Los cánticos del domingo por la mañana se estaban realizando bajo la mayor de las desganas. Los asistentes cantaban en un tono bajo y falto de ánimo. Emanuel ni siquiera había abierto la boca, a pesar de estar leyendo la canción en el himnario que sostenía. Era un himno conocido, de los que se solían cantar con no poca frecuencia, pero aquella mañana la iglesia entera parecía entretenida en otros asuntos. La única persona que aparentaba algo más de interés era el muchacho que dirigía el pequeño coro de voces del estrado. Meneaba los brazos arriba y abajo con movimientos secos y enérgicos, pero lo cierto era que, aparte de unos pocos, nadie le prestaba la menor atención.

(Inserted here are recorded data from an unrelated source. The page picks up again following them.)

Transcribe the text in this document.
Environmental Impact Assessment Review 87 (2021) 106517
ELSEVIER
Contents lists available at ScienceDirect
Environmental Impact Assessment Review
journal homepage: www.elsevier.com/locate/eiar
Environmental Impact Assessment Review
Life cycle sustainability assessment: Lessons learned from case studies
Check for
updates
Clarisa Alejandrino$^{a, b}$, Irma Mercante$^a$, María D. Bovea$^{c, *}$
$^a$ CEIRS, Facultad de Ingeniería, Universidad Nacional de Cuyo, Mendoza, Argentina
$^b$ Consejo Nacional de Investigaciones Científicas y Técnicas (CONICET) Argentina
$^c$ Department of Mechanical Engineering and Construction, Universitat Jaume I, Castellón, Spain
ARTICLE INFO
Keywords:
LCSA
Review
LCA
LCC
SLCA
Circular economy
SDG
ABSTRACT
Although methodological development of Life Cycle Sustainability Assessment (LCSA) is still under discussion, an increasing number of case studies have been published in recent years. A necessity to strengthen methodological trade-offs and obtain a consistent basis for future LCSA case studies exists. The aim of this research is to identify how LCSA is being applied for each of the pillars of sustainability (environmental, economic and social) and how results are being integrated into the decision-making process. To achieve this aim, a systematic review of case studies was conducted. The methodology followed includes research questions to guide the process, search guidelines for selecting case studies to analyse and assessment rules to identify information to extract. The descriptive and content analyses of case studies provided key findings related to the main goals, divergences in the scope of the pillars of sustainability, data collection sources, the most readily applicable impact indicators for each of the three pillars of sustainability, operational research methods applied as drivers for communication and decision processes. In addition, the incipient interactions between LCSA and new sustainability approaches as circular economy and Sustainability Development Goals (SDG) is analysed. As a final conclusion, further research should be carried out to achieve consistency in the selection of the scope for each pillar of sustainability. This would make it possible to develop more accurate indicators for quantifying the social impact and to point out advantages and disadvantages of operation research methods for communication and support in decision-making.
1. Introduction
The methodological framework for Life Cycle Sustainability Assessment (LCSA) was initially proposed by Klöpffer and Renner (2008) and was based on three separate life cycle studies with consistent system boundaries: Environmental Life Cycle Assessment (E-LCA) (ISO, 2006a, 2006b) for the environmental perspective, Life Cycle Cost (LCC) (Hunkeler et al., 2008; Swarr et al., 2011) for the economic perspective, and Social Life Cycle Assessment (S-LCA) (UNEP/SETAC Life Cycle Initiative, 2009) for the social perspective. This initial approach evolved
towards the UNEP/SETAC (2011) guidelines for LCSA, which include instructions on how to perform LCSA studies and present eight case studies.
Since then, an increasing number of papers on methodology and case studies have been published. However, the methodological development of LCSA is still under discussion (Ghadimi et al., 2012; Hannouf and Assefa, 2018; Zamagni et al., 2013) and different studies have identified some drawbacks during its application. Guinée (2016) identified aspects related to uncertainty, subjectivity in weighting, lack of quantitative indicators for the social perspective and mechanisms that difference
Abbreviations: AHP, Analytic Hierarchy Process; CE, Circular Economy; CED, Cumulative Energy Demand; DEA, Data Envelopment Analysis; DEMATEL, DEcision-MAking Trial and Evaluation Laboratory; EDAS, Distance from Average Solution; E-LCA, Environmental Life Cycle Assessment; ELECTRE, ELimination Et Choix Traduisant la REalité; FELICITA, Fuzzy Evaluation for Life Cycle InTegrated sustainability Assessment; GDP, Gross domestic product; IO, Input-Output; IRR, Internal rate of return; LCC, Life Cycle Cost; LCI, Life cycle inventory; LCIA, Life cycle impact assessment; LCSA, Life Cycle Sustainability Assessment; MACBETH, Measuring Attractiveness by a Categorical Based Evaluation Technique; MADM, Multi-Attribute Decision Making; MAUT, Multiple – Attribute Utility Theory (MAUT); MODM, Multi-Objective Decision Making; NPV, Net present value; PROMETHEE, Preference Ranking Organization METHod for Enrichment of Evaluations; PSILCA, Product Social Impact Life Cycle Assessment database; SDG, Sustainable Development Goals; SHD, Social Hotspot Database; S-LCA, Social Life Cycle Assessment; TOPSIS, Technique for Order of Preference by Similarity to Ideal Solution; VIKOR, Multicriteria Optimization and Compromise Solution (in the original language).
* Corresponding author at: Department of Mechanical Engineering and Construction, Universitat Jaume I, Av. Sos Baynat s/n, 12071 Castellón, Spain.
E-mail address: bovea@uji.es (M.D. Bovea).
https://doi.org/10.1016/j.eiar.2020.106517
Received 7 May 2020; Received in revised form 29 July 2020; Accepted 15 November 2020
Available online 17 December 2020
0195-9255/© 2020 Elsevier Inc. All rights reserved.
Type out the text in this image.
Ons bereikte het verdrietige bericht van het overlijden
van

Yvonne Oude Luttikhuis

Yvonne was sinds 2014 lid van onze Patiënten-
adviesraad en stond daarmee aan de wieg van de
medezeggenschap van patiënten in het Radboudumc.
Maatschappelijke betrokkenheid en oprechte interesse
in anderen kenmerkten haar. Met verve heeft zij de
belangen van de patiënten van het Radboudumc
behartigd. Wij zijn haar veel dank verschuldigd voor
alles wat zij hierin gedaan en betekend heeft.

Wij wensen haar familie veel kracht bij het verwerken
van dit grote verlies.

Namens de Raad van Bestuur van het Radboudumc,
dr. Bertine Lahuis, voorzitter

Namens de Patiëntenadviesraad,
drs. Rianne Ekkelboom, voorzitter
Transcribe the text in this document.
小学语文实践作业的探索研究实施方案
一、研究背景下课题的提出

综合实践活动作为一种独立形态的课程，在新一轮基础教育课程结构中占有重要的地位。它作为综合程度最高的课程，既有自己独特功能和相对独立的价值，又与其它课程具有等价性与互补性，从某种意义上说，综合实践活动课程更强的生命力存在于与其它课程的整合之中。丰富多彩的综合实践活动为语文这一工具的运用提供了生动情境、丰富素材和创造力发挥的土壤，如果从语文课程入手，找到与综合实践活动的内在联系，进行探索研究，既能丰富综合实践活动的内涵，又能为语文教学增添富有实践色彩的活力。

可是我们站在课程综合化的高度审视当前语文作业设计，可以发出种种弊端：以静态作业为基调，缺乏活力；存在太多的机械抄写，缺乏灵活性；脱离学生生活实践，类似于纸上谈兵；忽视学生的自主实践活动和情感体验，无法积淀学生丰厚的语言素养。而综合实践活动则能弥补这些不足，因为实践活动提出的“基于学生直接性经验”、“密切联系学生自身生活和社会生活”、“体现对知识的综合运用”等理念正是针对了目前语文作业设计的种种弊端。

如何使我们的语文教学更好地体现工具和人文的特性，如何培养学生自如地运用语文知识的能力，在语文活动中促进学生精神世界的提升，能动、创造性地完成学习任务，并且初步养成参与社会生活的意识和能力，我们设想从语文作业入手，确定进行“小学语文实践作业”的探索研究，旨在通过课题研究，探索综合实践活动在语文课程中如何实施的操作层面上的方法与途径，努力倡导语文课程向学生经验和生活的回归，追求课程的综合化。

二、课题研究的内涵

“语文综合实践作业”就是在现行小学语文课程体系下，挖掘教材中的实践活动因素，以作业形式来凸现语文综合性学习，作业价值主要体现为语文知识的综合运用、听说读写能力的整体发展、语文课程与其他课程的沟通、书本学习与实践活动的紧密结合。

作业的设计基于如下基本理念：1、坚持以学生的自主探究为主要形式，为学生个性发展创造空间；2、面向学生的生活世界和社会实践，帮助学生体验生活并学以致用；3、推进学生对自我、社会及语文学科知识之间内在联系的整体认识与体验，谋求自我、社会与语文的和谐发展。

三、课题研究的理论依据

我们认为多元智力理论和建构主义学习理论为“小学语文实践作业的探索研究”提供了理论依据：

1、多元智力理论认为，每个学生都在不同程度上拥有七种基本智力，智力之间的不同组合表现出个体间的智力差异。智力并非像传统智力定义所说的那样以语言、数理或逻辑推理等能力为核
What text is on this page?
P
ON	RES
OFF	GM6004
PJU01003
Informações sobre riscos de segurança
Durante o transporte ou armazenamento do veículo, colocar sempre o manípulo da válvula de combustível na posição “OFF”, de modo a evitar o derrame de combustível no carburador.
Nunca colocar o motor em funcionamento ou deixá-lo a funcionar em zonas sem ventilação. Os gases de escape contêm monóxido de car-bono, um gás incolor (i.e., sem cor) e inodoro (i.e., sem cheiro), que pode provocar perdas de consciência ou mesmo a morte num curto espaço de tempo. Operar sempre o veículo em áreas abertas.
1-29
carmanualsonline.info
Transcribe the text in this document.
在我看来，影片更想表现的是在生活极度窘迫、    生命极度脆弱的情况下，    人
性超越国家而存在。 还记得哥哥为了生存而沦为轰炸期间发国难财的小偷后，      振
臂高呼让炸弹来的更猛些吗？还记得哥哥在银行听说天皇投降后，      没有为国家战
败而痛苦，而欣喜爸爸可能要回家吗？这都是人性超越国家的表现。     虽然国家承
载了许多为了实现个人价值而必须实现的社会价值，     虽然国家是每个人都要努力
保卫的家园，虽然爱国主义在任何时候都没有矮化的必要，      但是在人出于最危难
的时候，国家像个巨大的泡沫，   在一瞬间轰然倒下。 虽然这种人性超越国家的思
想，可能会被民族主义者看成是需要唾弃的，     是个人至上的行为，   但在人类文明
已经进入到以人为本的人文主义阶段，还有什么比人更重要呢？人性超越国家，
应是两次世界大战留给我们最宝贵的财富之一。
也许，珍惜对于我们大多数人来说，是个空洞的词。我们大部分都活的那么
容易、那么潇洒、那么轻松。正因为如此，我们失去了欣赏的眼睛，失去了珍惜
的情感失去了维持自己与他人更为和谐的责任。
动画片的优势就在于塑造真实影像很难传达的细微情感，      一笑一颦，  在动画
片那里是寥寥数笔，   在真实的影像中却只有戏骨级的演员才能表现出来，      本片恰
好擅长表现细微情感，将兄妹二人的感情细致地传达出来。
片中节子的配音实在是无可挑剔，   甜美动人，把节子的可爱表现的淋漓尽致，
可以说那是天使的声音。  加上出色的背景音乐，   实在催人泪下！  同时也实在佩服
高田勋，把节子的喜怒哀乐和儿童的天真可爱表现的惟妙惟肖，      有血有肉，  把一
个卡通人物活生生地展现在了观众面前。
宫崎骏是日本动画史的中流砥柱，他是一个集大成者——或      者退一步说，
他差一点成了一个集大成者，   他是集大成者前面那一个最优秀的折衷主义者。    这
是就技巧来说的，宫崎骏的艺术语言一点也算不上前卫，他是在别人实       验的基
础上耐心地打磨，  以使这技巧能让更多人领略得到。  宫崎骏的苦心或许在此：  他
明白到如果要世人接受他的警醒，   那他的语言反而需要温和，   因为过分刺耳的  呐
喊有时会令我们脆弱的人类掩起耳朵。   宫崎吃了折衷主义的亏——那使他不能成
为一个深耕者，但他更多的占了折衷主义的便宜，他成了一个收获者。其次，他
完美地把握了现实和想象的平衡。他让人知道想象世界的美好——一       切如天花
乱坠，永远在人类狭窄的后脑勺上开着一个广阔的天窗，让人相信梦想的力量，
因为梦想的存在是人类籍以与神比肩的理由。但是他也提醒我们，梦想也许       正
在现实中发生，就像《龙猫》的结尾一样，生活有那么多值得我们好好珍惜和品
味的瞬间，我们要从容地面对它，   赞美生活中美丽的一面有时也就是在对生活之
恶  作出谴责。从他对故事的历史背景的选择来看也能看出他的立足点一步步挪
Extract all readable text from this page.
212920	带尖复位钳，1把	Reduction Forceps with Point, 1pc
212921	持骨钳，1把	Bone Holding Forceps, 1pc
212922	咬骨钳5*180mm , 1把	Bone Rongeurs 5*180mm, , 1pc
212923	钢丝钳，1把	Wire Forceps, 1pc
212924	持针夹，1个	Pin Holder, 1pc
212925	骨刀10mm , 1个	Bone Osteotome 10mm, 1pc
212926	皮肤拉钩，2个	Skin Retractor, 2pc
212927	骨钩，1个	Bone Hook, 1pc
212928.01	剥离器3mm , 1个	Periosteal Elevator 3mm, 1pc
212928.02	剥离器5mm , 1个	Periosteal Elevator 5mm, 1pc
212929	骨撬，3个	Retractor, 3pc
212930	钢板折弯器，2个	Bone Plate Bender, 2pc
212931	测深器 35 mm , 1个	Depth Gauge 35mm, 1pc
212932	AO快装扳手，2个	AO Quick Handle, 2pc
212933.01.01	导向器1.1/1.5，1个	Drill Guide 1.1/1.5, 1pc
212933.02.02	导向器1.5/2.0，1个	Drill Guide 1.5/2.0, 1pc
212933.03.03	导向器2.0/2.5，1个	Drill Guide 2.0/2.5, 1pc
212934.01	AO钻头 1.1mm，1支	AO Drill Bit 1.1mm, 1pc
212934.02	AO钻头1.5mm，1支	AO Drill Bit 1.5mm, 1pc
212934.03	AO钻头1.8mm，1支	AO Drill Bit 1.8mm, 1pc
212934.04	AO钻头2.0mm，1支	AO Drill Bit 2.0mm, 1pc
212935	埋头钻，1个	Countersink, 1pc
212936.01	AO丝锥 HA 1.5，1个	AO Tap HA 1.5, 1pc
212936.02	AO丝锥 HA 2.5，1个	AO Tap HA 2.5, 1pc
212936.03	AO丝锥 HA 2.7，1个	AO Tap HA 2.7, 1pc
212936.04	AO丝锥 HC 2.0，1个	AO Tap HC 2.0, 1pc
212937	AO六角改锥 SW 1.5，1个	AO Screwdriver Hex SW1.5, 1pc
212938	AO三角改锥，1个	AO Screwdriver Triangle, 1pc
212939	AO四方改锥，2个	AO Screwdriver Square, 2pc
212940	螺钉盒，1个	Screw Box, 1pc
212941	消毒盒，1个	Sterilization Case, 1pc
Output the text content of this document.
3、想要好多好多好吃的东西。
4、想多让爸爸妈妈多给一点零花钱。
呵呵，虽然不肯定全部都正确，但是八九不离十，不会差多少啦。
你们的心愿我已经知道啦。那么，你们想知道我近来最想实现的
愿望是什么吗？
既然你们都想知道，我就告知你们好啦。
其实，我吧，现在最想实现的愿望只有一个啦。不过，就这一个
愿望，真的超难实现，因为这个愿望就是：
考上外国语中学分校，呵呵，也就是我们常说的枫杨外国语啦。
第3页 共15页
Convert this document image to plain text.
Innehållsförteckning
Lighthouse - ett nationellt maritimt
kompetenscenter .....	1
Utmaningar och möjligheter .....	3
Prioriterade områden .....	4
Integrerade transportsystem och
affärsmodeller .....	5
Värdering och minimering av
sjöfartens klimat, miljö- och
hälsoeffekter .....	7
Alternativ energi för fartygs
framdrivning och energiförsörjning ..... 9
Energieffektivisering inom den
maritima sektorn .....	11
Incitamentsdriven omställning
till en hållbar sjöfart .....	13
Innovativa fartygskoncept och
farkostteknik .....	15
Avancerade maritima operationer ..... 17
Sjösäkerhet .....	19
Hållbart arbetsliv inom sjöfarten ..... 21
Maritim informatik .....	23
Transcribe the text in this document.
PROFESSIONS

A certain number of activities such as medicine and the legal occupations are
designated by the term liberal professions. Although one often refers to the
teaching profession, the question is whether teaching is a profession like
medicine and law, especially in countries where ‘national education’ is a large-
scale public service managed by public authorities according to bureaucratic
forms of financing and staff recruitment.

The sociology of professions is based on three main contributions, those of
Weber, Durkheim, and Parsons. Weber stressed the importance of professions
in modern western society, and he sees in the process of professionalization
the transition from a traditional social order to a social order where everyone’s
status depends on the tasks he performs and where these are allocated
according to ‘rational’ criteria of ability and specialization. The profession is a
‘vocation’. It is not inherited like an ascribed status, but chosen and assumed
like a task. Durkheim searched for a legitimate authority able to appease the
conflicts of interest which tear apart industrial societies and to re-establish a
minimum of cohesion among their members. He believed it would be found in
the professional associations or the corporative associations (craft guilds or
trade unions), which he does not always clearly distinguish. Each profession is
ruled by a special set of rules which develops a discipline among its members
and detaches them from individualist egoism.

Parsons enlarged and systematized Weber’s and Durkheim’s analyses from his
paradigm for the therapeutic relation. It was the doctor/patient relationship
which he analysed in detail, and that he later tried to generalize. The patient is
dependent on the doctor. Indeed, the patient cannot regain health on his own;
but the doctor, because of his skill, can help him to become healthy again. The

Cuando la canción terminó, los presentes se dejaron caer pesadamente en sus asientos; todos excepto el pastor, que permaneció en pie. Él y su esposa solían ocupar los asientos de la primera fila. Desde allí dio media vuelta para encarar a la congregación.
–Tenemos un motivo para estar agradecidos al Señor en esta mañana, hermanos –dijo–. Mi hija Rebeca ya ha comenzado a mover la parte de su cuerpo que tenía paralizada.
Emanuel percibió algunos murmullos. La gente celebraba la noticia con discreción.
–Sus rasgos faciales poco a poco van volviendo a la normalidad.
–Entonces –dijo alguien–. ¿Podremos ir a visitarla ya?
Cierto, pensó Emanuel.
Rebeca no admitía visitas. Alegaba estar siempre demasiado cansada pero él sospechaba que lo hacía por no contar la mentira que su padre le obligaba a decir. Los pocos que lograron visitarla venían contando la misma historia de las escaleras. Por ello deducía que Rebeca, muy a su pesar, obedecía a su padre, pero que prefería hacerlo lo menos posible.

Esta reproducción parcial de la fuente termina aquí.